Hand aufs Herz - isst Du wirklich nur dann, wenn Du Hunger hast? Oder übernimmt das Essen oft die Funktion, Dich zu beruhigen, Dir ein schönes Gefühl zu geben, Dich zu trösten? Wenn Du Dir klar machst, wonach Du in solchen Momenten wirklich hungerst und wie Du diesen seelischen Hunger stillen kannst, wirst du nicht mehr so einfach in diese „Ersatzhandlung“ verfallen. Wie das geht, das erfährst Du hier.

 

Hunger ist nicht gleich Hunger

Seelischer Hunger und körperlicher Hunger sind zwei völlig unterschiedliche Dinge – doch beide führen dazu, dass Du Nahrung zu Dir nimmst, im ersten Fall meist mehr als dein Körper eigentlich braucht. Denn bei seelischem, emotionalem Hunger wird das Essen als Ersatz für Zuwendung, Liebe oder Anerkennung zum „Seelentröster“. Beim physischen Hunger, also dem echten Hungergefühl, sagt Dir Dein Körper hingegen, dass er Nährstoffe braucht, um zu funktionieren, um den Stoffwechsel in Gang zu halten und um Leistung bringen zu können.

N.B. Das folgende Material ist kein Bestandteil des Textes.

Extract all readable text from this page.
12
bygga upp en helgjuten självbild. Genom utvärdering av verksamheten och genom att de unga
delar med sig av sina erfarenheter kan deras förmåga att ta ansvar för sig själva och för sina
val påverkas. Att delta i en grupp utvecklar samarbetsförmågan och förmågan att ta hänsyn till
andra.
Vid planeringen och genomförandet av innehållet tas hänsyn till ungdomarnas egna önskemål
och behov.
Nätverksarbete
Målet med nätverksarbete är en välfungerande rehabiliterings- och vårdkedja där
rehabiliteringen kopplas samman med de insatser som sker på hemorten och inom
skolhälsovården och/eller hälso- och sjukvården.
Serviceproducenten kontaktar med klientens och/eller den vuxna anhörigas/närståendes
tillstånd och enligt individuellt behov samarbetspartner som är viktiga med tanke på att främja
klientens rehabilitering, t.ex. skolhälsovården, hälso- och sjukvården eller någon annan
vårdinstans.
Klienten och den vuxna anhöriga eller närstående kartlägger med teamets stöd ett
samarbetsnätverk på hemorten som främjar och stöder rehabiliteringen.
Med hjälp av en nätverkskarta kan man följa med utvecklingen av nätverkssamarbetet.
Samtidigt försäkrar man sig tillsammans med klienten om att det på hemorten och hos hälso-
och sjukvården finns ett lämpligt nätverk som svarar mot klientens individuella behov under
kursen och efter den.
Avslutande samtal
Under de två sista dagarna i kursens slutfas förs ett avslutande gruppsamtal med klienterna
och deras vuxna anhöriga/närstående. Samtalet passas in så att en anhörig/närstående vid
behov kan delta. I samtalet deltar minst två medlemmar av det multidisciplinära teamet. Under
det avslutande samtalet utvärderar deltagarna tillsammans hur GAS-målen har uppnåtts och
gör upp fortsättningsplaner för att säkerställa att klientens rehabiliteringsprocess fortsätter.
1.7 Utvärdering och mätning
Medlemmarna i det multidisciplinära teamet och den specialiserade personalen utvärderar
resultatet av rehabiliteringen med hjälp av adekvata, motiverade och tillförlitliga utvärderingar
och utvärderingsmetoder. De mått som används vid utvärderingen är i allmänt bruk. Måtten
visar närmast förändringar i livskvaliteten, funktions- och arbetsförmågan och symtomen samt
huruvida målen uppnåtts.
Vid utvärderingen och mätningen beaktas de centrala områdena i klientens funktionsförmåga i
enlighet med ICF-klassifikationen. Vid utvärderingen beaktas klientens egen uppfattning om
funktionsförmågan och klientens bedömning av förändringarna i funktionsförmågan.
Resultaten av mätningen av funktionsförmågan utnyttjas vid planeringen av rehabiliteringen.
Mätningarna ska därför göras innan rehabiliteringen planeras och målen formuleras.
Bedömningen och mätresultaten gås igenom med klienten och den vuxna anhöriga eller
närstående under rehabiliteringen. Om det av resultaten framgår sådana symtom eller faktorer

In der heutigen schnelllebigen Zeit haben wir jedoch verlernt, auf dieses echte Hungergefühl zu hören und vor allem zu erkennen, welche Nahrungsmittel und Nährstoffe unser Körper braucht. Durch fettige, salzige oder süße Speisen betäuben wir unser intuitives Hungergefühl und verlieren ganz das Gefühl dafür, was unsere Körper eigentlich benötigt, um gesund und aktiv zu sein.

Seelischer Hunger

In der Arbeit ist gerade Stress? Zum Glück liegt noch ein Schokoriegel in der Schublade. Keine Zeit für eine Mittagspause? Dann schnell zum nächsten Fast-Food-Laden. Du bist traurig, weil Dich Deine Partnerschaft oder Dein Leben tagaus tagein nicht wirklich erfüllen und immer etwas fehlt? Auch dann spenden Süßigkeiten vermeintlichen Trost. Die innere Leere, die sich in Dir ausbreitet, füllst Du einfach immer wieder mit Essen, obwohl Dein Körper eigentlich schon mit Nährstoffen gesättigt ist.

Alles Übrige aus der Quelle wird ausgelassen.